AMD aims to simplify GPGPU programming with HSA and hUMA

Summary: Combining the power of the CPU and GPU offers GPGPU solutions, but these are cumbersome for developers, since the CPU and GPU use different memory pools. AMD plans to eliminate this burden by using another acronym: hUMA.

Chip maker AMD is looking to aid those wishing to make use of GPGPU by throwing more acronyms at them in the forms of HSA and hUMA.

While CPUs are great when it comes to processing single-threaded code with branches, they're not so good when it comes to parallel operations. However, it just so happens that GPUs are great at crunching through parallel operations, but weak when it comes to processing single-threaded code. This has given rise to the general purpose GPU (GPGPU) that has been designed to offer the best of both worlds.

While GPGPU offers the best of both worlds in terms of processing power, it does have a drawback – it's not easy to leverage. Specifically, addressing memory is cumbersome, because while the CPU and GPU may share the same physical memory chips, they have their own pools of memory. This means that data has to be copied back and forth between the CPU and GPU, which is not only wasteful in terms of processing power, but also a massive code overhead.

AMD wants to eliminate this burden with a new system architecture called Heterogeneous Systems Architecture (HSA), and at the core of that is "heterogeneous Uniform Memory Access", also known as hUMA (as if we didn't have enough acronyms already).

(Image: AMD)

Boiled down to its simplest terms, hUMA allows both the CPU and GPU to share the same chunk of memory, and this in turn makes the hardware simpler, which makes it easier for developers to leverage GPGPU.

The first AMD hardware to support hUMA will be the upcoming Kaveri APUs. These will feature Steamroller processing cores, and are expected to make an appearance during the second half of 2013.

(Image: AMD)
(Image: AMD)

Even better for developers is the news that hUMA will be supported by mainstream programming languages such as C++ and Java.

hUMA is expected to find its way into a broad range of hardware, from servers to games console. In fact, an interview with the PlayStation 4 lead architect Mark Cerny, he suggested that Sony's upcoming console may make use of this technology.

(Image: AMD)

Topic: Processors

Kick off your day with ZDNet's daily email newsletter. It's the freshest tech news and opinion, served hot. Get it.

Talkback

7 comments
Log in or register to join the discussion
  • The memory for GPUs is different . . .

    The memory for GPUs is different . . .

    Generally speaking, graphics cards use dedicated memory for two reasons:

    1) To take the load off of main memory. When using a GPU intensive app, it may use a lot of memory to store all of the vertices and textures. With a very realistic game, that means there's little room in memory for much else.

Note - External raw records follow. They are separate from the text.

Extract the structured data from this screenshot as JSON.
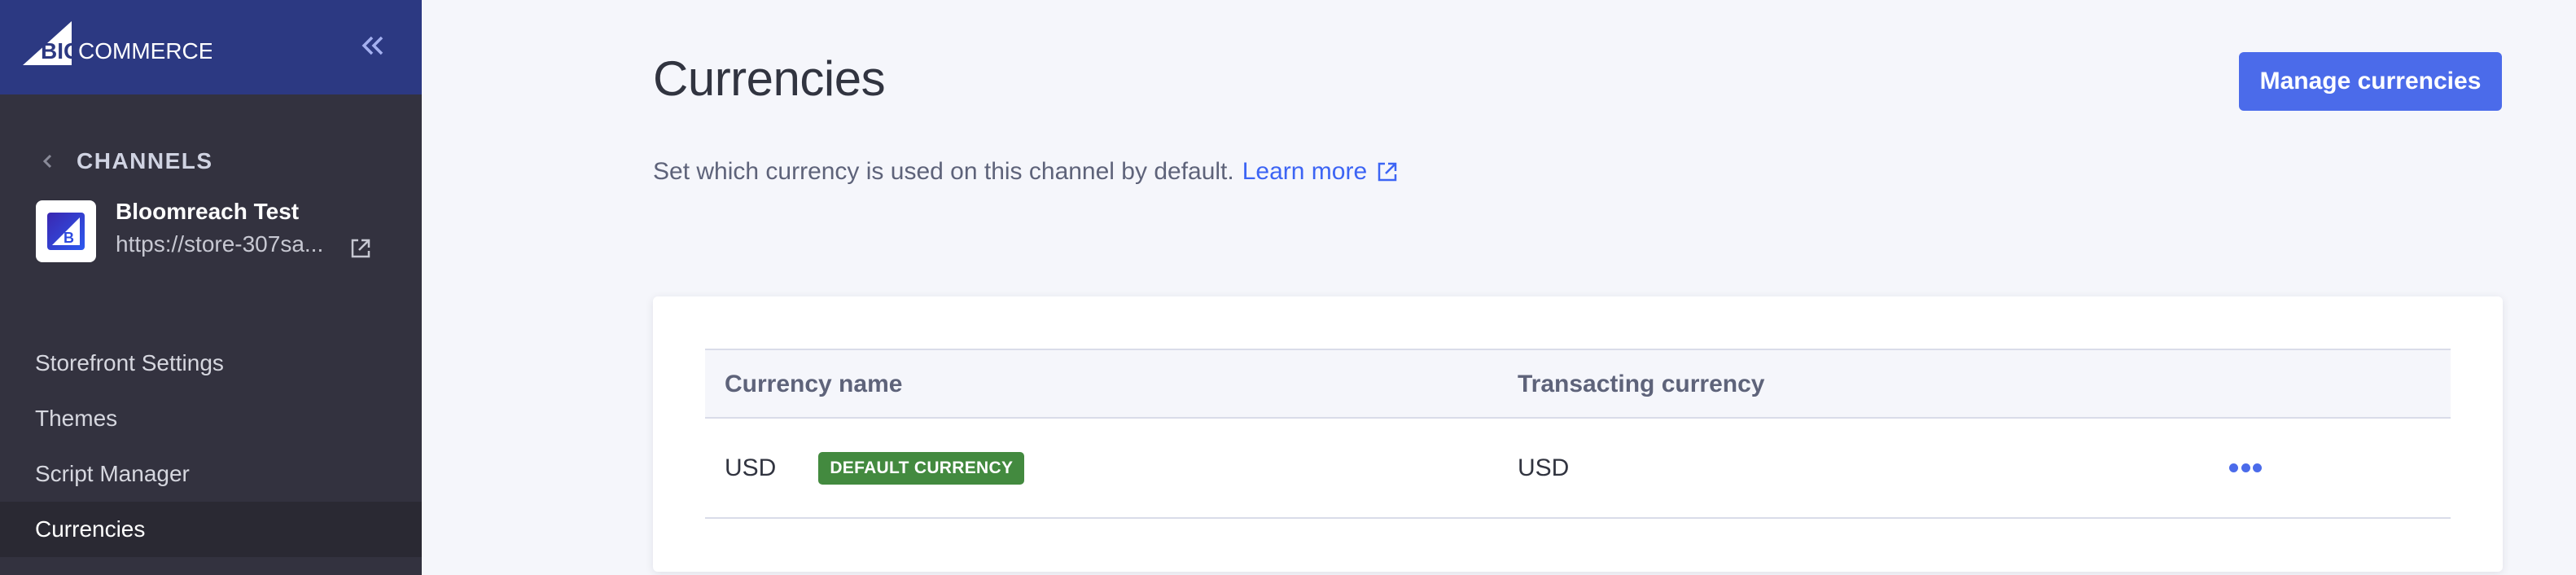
{
  "brand": {
    "logo_text_big": "BIG",
    "logo_text_rest": "COMMERCE",
    "header_color": "#2c3982"
  },
  "sidebar": {
    "back_label": "CHANNELS",
    "channel": {
      "name": "Bloomreach Test",
      "url": "https://store-307sa..."
    },
    "items": [
      {
        "label": "Storefront Settings",
        "active": false
      },
      {
        "label": "Themes",
        "active": false
      },
      {
        "label": "Script Manager",
        "active": false
      },
      {
        "label": "Currencies",
        "active": true
      }
    ]
  },
  "page": {
    "title": "Currencies",
    "subtitle": "Set which currency is used on this channel by default.",
    "learn_more": "Learn more",
    "primary_button": "Manage currencies",
    "accent_color": "#4b6bea"
  },
  "table": {
    "columns": [
      "Currency name",
      "Transacting currency"
    ],
    "rows": [
      {
        "currency_name": "USD",
        "badge": "DEFAULT CURRENCY",
        "transacting_currency": "USD",
        "actions_icon": "more-horizontal-icon"
      }
    ]
  }
}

    2) Memory on graphics cards is generally GDDR, not standard DDR. GDDR is generally more expensive, but faster, as it needs to keep up with realtime graphics involving millions of polygons and large textures.


    Normally for graphics, having separate memory isn't a problem: The next step for graphics after the GPU is done with them is generally the monitor, not the CPU. The CPU generally cares very little about what's done after it hands the information to the GPU.

    However, there are some cases where things may be handed back to the CPU: Physics and scientific computing come to mind. In these cases, shared memory may make some sense.

    To me, "hUMA" sounds like a variation of shared memory - not necessarily anything new. Intel has been doing this for years. And to be honest, Intel has not impressed anybody with its results - it constantly underperforms even the slowest dedicated video cards.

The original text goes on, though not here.